Artist Statement
I paint because art visualizes ideas in ways that words or data cannot. My earliest influences were muralists like Diego Rivera and David Alfaro Siqueiros. Seeing Rivera’s La Gran Tenochtitlan as a teenager visiting Mexico City taught me the power of art to tell stories.
My work is shaped by a lifetime of experience living and working in systems and settings where authority often went unquestioned. Through painting, I revisit those systems to reveal what they obscure or deflect. Born and raised in Chicago, I have witnessed both the human cost of state violence and the ideologies that normalize them. My paintings often try to unravel that normalization, not by being proscriptive or preachy, but describing systems I cannot accept and the collectives working to dismantle them.

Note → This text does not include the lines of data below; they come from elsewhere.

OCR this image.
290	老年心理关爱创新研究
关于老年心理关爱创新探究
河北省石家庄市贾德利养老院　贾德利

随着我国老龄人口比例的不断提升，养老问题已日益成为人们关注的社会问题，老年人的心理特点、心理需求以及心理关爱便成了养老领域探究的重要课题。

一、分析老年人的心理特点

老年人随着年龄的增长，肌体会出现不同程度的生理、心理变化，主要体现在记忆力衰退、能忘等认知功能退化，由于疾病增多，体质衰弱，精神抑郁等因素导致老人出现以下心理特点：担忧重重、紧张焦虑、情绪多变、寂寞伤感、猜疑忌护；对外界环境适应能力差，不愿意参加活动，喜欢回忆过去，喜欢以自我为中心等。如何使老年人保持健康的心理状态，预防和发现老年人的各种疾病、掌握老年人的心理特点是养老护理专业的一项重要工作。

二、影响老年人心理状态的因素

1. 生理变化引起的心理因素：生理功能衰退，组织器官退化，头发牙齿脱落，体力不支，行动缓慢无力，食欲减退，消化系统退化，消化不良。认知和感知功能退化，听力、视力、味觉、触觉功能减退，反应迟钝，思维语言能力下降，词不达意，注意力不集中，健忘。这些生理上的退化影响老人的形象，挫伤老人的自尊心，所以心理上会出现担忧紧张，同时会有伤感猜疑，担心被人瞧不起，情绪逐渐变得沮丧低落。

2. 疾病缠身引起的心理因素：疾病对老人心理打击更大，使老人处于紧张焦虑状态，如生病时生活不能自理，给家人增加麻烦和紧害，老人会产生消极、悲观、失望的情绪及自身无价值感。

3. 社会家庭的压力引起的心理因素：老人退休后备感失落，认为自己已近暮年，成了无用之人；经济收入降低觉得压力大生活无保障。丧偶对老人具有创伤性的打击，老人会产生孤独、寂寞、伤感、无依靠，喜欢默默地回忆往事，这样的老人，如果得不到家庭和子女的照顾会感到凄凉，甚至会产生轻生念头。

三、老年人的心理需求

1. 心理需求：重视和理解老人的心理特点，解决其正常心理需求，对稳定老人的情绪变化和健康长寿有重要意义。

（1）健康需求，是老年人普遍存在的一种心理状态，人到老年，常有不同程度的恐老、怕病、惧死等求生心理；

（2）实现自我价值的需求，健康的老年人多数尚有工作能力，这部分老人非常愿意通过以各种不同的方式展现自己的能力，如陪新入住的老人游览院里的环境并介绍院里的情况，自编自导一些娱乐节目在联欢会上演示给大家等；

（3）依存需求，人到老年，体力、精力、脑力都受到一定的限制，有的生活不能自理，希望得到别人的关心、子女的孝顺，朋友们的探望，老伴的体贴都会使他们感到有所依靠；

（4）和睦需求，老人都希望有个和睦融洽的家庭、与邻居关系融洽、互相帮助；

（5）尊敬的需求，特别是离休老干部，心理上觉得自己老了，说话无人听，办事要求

I work in a variety of mediums but pivoted largely to oil paint whose slow drying times enable me to work on three or four series at a time. My process begins digitally, within the minimalist interface of R-Studio. I treat its plot window as a blank canvas, coding geospatial maps and abstract scatterplots to generate unique visual forms. I transpose these visual forms onto canvas or wood panel through projection, stenciling, or layered mark-making. Paintings like Panel 05 or Color Logics originated from plots I produced in R-studio. Other paintings, like my Encrypted Message series, did not. Whether grounded in data or lived experience, each painting gives form to quiet but powerful forms of suppression and resistance.